Ugandan activist for LGBT rights

Val Kalende is a LGBTI activist from Uganda. After coming out as a lesbian in 2003, she became involved in Ugandan LGBT activism. In 2018, she stated she was no longer a lesbian, having been "transformed by God's love". Later, she redacted these statements and said that she was a lesbian.

==Biography==
In 2003, Kalende came out as a lesbian, which led her Christian family to break ties with her. As a student at Makerere University in Kampala, she co-founded the country's first lesbian activist organization, Freedom & Roam Uganda. Weeks after the introduction of The Anti-Homosexuality Act, 2014, which made homosexuality punishable by life imprisonment, Kalende accepted to be interviewed about her sexuality in a cover story for the national newsmagazine The Daily Monitor. In 2012, after being active for 10 years in Uganda, in a Huffington Post blog post, she revealed how "coming out" as a lesbian caused her to be a victim of verbal abuse, alienation, abandonment as a teenager and homelessness at a tender age.
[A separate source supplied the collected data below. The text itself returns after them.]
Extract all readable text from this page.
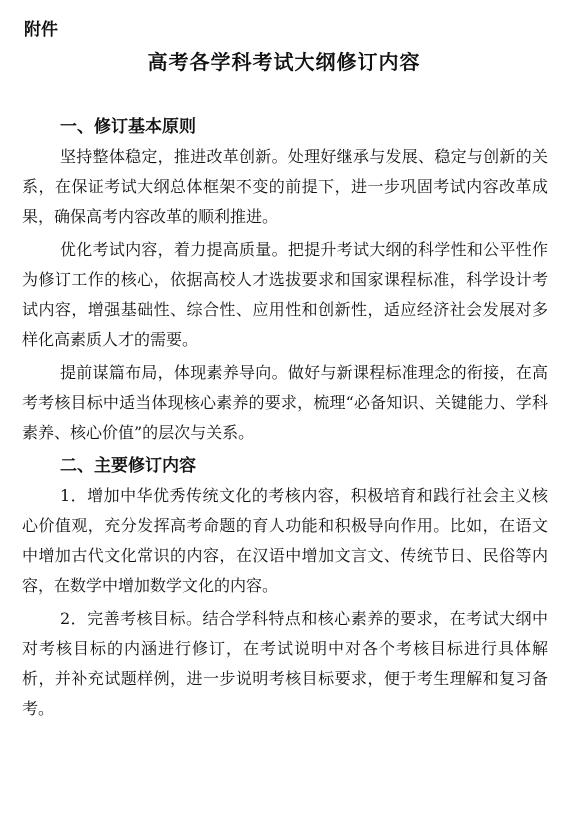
附件

高考各学科考试大纲修订内容
一、修订基本原则

坚持整体稳定，推进改革创新。处理好继承与发展、稳定与创新的关系，在保证考试大纲总体框架不变的前提下，进一步巩固考试内容改革成果，确保高考内容改革的顺利推进。

优化考试内容，着力提高质量。把提升考试大纲的科学性和公平性作为修订工作的核心，依据高校人才选拔要求和国家课程标准，科学设计考试内容，增强基础性、综合性、应用性和创新性，适应经济社会发展对多样化高素质人才的需要。

提前谋篇布局，体现素养导向。做好与新课程标准理念的衔接，在高考考核目标中适当体现核心素养的要求，梳理“必备知识、关键能力、学科素养、核心价值”的层次与关系。

二、主要修订内容

1．增加中华优秀传统文化的考核内容，积极培育和践行社会主义核心价值观，充分发挥高考命题的育人功能和积极导向作用。比如，在语文中增加古代文化常识的内容，在汉语中增加文言文、传统节日、民俗等内容，在数学中增加数学文化的内容。

2．完善考核目标。结合学科特点和核心素养的要求，在考试大纲中对考核目标的内涵进行修订，在考试说明中对各个考核目标进行具体解析，并补充试题样例，进一步说明考核目标要求，便于考生理解和复习备考。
A fellow at the International Gay and Lesbian Human Rights Commission, she researched the way of organizing and the strategy put into practice by each African LGBT movement, and how international NGOs can support their work. She further expressed herself for a balanced narrative that would bring the change needed, not only a victimization narrative, but also starting to focus on positive stories of assertiveness (such as the pressing activity of Victor Mukasa, the founder of Sexual Minorities Uganda (SMUG), at US consular offices), a statement that has not been well received even among fellow activists. Considering that despite the international attention and making leaders accountable, that pits the community against its countrymen. She also hoped to strengthen collaboration between activists and civil society on a wide range of human rights issues.
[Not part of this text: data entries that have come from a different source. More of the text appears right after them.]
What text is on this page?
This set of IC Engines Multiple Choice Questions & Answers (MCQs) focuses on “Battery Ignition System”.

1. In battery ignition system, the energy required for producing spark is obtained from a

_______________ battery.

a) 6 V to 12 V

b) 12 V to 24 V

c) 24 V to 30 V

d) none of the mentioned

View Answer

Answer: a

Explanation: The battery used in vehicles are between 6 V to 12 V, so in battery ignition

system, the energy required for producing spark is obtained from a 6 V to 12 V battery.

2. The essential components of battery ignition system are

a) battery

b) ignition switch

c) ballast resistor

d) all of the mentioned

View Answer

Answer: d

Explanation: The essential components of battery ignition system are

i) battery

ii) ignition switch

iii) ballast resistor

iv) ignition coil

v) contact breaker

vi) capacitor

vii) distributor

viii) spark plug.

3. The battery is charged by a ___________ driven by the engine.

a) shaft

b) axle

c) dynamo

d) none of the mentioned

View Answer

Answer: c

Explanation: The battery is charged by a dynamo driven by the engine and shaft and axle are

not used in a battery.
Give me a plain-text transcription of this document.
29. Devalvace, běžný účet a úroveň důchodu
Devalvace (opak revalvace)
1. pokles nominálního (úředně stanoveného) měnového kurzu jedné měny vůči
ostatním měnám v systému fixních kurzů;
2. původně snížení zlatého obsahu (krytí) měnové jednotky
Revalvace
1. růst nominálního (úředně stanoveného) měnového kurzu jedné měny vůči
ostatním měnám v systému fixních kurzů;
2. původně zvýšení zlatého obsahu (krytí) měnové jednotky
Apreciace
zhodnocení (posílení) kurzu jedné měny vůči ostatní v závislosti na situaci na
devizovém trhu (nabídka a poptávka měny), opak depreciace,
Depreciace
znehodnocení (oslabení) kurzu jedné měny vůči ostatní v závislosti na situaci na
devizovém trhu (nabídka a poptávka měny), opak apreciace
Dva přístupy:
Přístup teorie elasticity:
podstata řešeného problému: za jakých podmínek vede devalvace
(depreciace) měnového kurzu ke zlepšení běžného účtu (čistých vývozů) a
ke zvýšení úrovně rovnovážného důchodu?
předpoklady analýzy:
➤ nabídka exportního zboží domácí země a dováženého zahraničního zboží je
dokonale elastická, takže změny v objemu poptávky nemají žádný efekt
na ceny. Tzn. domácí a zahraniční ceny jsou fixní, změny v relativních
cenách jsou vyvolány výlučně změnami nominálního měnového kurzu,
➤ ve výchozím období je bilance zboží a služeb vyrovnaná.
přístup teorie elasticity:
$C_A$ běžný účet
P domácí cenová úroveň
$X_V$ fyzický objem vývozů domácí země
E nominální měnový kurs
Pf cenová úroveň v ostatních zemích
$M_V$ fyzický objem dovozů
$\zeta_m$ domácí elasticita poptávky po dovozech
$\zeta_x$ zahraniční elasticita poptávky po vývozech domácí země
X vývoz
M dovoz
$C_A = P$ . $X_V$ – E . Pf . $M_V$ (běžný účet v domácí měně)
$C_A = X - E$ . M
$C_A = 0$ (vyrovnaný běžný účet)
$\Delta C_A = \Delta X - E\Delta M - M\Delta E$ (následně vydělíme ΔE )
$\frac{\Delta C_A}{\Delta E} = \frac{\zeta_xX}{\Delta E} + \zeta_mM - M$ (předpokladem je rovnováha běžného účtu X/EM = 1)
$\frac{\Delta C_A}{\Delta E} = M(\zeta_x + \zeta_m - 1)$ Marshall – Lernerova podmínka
In August 2018, on the local Christian channel Salt TV, Val Kalende issued a public statement that she was no longer a lesbian.
Dear LGBT movement: I found Life, Truth and Grace. My prayer is that you find the good life as I have. Y'all have become my reason for intercession. I know, from some of the messages I've received so far, that the Holy Spirit has begun speaking to your hearts. He is the revealer of all truth… To pastors I disagreed with, I am sorry. To politicians I violently fought in a war of words, I am sorry. To the old and young generation of this nation, I am sorry. To my FATHER and maker, I am sorry. To myself, I am sorry. I am at peace with my soul because I am forgiven and forever set free. Psalm 51:17. - Val Kalende,In 2022, Kalende redacted her previous statement and said that she left the "ex-gay" cult, and that someones sexuality cannot be changed. She issued an apology to those who were hurt by her statements, particularly the LGBTQ Ugandan community.